Thanks for feedback. I'm always trying to figure out how to make it more useful and improve the UI/UX. Unfortunately not a designer so it takes a while to experiment.
Always open to suggestions and constructive thoughts like the above. Appreciated.
Odd. I actually use FF mobile myself and it appears fine, but maybe it's my resolution? I do see that the layout of the metadata row on the homepage is a bit funky and the image in the post is cut off. I definitely need to clean that up.
Would you be able to take a screenshot of what you're seeing?
I'll add disabling of the fixed viewport to my TODO list. No real reason to disable it -- I think it was a leftover from the original mobile design from ~15 years ago.
It's a CloudFlare tunnel which saves a lot of infrastructure on my end. There's definitely some caching wins from using CF but a significant amount of traffic still ends up hitting upstream. I think maybe 25% of requests are cached and that includes the infinitely cached strongly-named resources.
OP: how many records are you storing and what’s the total size in gb? I can’t find this info on the site and am eager to get a sense of tantivy perf from a real life case.
725,696 records according to the dashboard. These are sharded over 10 years, one shard per month which helps with write performance.
If you'd like to boot the server to see what indexing looks like, you can find the latest raw data backup on GitHub and boot the server using the initialize command. https://github.com/progscrape/progscrape-data
If you can't get it working, feel free to send me an email.
I had planned on running the site on a resource-constrained device like this Pi the entire time, and Rust is my currently-swapped-in language that I've been using for work for some time.
I suspect that a GC language would be easier to get up and running but would probably have more unpredictable latency and memory spikes.
It's also a labour of love, so there's a fun factor too.
"Toy"? Is a computer that can run a full fledged web browser these days really a "toy" computer? I'd guess the author hasn't been around long enough to remember real toy computers, like the V-Techs and other BASIC running computers for kids of the '80s. These days we have Arduinos, incredibly basic RISC-V, et cetera.
It's not really impressive to run Rust on a modern computer just because it's not x86 and because it's a bit slower than a typical desktop or laptop. Self-hosting all software on an m68030? It's interesting that it's even possible. But Rust on a Raspberry Pi 4 happens all the time.
Still, it's good to see a project move from Python 2 instead of just dying :)
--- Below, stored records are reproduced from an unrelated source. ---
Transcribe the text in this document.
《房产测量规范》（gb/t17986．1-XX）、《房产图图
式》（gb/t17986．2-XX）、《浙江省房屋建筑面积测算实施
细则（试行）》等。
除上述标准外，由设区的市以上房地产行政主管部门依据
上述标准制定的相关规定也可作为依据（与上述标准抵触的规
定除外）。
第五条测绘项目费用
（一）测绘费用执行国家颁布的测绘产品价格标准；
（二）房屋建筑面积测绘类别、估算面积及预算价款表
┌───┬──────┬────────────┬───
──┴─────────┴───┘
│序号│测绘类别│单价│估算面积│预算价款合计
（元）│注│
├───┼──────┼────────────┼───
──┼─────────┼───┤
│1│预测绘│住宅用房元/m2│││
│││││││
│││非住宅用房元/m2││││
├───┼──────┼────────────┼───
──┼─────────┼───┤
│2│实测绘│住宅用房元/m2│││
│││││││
Author here: my first computer was actually TI-99, followed by a Coleco ADAM and a number of 8086/80286 systems that I used for a few years beyond their service dates because they were cast off from my dad's workplace.
I put "toy" in quotes because it's pretty wild that you can effectively run a full-service, non-trivial site off 10W [¥] and ~$60 of hardware. I fully understand _why_ it's possible, but it still amazes me that this little board is doing what it would have took a 1U server in the 2000s.
[¥] According to the Unifi PoE monitor, it's consuming 9.5W under this current HN load.
They only need unbounded tape, which is fine, you can just run them a bit slower while your paperclip maximizer turns more of the solar system into tape.
With this line of reasoning there can be no virtual Turing machines either because we don't have infinite RAM, and no language is actually Turing complete because they can't run with infinite pointer size either …
It was originally an education device aimed at children. Is that a, if not the definition of a toy? Sure, it's powerful, but that's just the march of technology and not a reflection on it's original aims.
It’s a toy compared to say a graviton host in aws or other server class machines. The comparison is temporally anchored in the present and isn’t meant to be a comparison to machines built for enthusiasts 40 years ago but to be an enthusiast computer in the present.
Can you please edit out personally belittling assumptions from your posts to HN? It's easy to fall into, but nearly always wrong, and in any case it just adds sourness to the threads.
Also, it would be good to review the site guidelines generally because you broke more than one of them here—for examople, "Please don't post shallow dismissals, especially of other people's work. A good critical comment teaches us something."
Forget the "I'm running it on a Pi" angle, which is cool in its own right; the application itself is great, and just went on my surf list.
Great work!
Constructive comments:
- Could use a visible "about this site" link, maybe pointing at that blog post or something similar.